Alexander Hoogerhuis wrote:
Patrick wrote:
/etc/postfix/main.cf:
smtpd_recipient_restrictions =
permit_mynetworks
reject_authenticated_sender_login_mismatch
permit_sasl_authenticated
reject_unauth_destination
(etc)
smtpd_sender_login_maps = mysql:/etc/postfix/mysql_sender_login_maps.cf
/etc/postfix/mysql_sender_login_maps.cf:
user = <mysqluser>
password = <mysqlpass>
hosts = 127.0.0.1
dbname = postfix
table = mailbox
select_field = username
where_field = username
which just pulls the username from the database & checks it against the
username. Kinda redundant right? But it does the job ok!

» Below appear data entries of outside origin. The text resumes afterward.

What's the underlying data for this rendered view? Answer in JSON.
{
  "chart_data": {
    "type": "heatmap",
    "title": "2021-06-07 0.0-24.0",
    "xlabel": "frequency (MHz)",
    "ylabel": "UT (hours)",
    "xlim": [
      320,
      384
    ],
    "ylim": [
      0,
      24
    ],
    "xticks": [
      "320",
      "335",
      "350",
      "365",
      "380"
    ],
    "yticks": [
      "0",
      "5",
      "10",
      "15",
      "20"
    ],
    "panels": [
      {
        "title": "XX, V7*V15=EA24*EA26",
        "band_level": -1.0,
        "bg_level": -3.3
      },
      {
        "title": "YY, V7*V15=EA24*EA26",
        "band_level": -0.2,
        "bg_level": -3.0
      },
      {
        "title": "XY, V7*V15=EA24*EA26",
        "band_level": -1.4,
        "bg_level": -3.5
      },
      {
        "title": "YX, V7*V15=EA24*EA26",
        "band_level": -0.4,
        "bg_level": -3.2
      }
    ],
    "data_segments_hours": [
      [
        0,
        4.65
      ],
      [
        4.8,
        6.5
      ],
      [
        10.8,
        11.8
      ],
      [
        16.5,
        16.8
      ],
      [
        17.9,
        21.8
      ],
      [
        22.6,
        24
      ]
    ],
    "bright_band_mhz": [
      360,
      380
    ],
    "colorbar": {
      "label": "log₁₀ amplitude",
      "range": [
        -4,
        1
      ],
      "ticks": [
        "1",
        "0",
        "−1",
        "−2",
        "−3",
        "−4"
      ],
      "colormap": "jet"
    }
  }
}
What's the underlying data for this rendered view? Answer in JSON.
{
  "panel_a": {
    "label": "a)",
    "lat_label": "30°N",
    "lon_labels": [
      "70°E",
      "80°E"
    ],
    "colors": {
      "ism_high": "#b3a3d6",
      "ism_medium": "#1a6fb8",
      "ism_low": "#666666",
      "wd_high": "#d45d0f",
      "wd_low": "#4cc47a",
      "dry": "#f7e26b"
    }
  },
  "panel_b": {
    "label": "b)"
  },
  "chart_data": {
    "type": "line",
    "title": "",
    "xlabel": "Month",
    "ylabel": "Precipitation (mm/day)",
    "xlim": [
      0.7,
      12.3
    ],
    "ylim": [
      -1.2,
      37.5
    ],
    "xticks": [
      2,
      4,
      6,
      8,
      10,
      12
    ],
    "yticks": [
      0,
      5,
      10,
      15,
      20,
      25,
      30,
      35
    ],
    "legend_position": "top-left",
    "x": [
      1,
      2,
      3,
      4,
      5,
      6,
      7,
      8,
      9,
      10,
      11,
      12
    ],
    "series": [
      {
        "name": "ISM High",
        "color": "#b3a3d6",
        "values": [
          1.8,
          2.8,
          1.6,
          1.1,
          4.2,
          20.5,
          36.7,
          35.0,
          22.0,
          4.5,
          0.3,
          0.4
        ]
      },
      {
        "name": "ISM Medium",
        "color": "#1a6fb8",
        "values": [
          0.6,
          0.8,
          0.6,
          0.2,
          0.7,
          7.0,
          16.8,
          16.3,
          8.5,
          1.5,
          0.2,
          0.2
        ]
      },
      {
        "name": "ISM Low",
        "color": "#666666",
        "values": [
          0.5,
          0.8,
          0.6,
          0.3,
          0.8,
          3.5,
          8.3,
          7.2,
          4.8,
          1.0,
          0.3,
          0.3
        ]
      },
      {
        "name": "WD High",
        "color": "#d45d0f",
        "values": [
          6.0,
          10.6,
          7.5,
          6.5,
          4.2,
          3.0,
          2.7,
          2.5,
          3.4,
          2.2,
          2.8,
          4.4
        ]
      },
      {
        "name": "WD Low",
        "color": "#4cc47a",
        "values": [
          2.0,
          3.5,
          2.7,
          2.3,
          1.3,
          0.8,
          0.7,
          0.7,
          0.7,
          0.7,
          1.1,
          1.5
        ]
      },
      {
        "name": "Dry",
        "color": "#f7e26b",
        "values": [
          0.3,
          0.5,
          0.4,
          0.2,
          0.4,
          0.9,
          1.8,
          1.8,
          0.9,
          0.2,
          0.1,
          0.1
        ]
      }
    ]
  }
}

For anyone looking through the mailing list archives, this is a solution
that will work with postfixadmin...
Sorry for digging up an old thread, but unless I'm mistaken this will
deal with the case where the user sends email outbound with the MAIL
FROM equal to the SASL login username, but if someone sets their MAIL
FROM to be one of the values from the list of the mailbox'es aliases it
will not validate against the alias table?
Right, the query above only works if the user sends mail from their
login address. If you involve aliases, you need to do the transitive
closure using either a much more advanced query or a policy service.